Теперь она даже не ответила, а как-то поёжилась: вот, мол, глупость.
— Я тоже встречал. И хотя мои встречи были не после столь долгой разлуки, помню их до мелочей. А вы забыли? Да такие встречи остаются на всю жизнь…
— Я пустяков не помню.
— Что было дальше?
— Николай вдруг сильно побледнел. А потом я оказалась уже на полу.
— Вы шли, стояли, говорили?
— Мы шли, а он вдруг остановился, и вот тут…
— Раньше с ним подобное бывало?
— Вообще-то он вспыльчив. Мог накричать, обидеться, но такое…
— Где он теперь живёт?
— У приятеля, Вадима Каменко.
— Почему? Вы же его простили…
— Он сам себя не простил.
И здесь Рябинину увиделась какая-то жизненная недостоверность. Конечно, Вересов мог казниться, как и любой порядочный человек. Он мог казниться даже сильнее порядочного, потому что выглядел личностью незаурядной. Но любой казнящийся стремится загладить свою вину — из кожи лезет. Вересов не лез. Наоборот: обидев её, он продолжал причинять боль своим уходом. А она простила.

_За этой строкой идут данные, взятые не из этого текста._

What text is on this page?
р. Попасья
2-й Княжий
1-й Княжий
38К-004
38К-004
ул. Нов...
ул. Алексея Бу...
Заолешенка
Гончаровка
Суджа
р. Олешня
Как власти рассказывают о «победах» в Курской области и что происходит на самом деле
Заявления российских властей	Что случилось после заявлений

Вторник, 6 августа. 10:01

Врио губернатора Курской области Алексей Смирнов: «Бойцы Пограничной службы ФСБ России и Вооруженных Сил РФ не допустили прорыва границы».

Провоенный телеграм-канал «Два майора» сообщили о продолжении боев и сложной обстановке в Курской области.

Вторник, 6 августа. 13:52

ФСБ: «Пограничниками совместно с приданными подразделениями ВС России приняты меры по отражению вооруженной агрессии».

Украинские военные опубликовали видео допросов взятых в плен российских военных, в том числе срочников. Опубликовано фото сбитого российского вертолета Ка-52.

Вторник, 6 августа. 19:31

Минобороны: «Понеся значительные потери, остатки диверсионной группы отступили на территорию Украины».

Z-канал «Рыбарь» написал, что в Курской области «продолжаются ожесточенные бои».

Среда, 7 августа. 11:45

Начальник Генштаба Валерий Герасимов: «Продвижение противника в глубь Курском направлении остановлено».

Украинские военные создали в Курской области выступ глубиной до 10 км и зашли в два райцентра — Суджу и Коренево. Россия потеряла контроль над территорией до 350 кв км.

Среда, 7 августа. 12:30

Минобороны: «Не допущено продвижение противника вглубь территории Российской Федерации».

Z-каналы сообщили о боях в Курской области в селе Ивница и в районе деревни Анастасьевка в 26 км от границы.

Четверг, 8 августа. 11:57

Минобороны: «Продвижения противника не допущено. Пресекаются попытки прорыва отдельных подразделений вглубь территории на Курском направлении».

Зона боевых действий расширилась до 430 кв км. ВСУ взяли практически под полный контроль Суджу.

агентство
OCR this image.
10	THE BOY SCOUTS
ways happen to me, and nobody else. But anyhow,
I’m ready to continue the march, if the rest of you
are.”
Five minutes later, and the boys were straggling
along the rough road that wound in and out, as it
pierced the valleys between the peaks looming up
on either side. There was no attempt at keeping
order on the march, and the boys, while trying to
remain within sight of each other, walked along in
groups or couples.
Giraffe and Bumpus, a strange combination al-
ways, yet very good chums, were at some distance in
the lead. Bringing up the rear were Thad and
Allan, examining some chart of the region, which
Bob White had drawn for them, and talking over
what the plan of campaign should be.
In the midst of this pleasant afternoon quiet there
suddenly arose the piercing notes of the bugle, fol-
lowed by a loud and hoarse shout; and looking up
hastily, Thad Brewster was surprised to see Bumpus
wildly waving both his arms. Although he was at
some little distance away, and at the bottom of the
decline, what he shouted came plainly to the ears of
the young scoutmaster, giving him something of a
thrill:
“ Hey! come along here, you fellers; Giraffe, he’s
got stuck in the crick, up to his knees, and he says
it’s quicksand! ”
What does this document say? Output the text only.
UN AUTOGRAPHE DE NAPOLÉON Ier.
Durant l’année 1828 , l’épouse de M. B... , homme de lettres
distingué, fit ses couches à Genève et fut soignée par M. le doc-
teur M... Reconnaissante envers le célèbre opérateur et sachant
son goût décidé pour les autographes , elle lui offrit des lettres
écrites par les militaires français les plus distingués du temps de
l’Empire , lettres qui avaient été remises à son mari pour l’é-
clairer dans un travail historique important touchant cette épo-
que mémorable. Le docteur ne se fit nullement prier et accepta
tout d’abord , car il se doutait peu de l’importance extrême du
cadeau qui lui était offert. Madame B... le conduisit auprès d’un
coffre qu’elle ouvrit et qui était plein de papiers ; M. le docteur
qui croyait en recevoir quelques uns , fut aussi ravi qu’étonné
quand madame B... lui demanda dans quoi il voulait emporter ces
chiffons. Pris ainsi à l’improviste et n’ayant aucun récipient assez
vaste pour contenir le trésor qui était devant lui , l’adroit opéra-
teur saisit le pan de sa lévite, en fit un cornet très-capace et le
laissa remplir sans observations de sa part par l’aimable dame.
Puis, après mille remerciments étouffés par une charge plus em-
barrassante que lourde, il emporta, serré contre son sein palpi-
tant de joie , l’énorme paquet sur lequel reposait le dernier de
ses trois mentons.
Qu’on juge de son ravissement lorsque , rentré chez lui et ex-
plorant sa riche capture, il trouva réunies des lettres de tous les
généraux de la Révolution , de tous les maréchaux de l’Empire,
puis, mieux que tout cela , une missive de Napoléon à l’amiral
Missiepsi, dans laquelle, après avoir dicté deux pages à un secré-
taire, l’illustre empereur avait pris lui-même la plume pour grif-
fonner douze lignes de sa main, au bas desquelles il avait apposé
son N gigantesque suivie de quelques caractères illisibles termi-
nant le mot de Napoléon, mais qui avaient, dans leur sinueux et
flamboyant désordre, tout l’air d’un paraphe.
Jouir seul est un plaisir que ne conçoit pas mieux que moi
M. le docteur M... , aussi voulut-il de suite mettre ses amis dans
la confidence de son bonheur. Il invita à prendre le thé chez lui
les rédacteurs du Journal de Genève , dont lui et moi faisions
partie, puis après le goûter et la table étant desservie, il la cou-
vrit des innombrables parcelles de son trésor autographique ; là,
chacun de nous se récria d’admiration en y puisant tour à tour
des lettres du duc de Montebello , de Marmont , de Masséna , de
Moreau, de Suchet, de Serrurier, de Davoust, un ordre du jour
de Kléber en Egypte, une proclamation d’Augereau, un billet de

— Дайте мне телефон или адрес приятеля.
Она открыла большую сумку и торопливо погрузила пальцы в её широкий зев. Рябинин ждал, рассматривая потерпевшую заново, вторым взглядом, который появляется после того, как уже сложилось какое-то впечатление о человеке.
Теперь она не казалась красивой. Не такие уж чёрные глаза, не яркие, а просто хорошо оттеняются крашеными ресницами и веками. Лицо заметно одутловатое и, видимо, без пудры поблёскивало бы. Губы большие, широкие, какие-то алчущие. А если снять парик? Вот только грудь, на которой, как золотая цепь, лежали янтарные бусы… Вересова была эффектна, а это ещё не красота. Впрочем, Рябинин мог ошибиться, поскольку она говорила неправду, — в таких случаях человек казался ему всегда несимпатичным.
Ему хотелось о чём-то спросить, но вопроса не было. Это желание — спросить о ещё не осознанном — возникло почти с первых слов, и оно всё крепло и никак не могло превратиться в разумную фразу, потому что не было чёткой мысли. Нужно при помощи других вопросов, близких, идти к главному.
— Значит, вы не хотите, чтобы его судили?
Этот вопрос и близко не лежал.
— Конечно, нет.
— По-вашему, женщину можно бить?
А этот совсем дурацкий.
— Ничего не по-моему.
— У вас злость к мужу появилась?
Не тот, но уже поближе.
— Нет.
— А вам не захотелось ему отомстить?
Горячее, где-то совсем рядом.
— Я не мафия.
Рябинину уже грубили, но он не обращал внимания — искал свой вопрос.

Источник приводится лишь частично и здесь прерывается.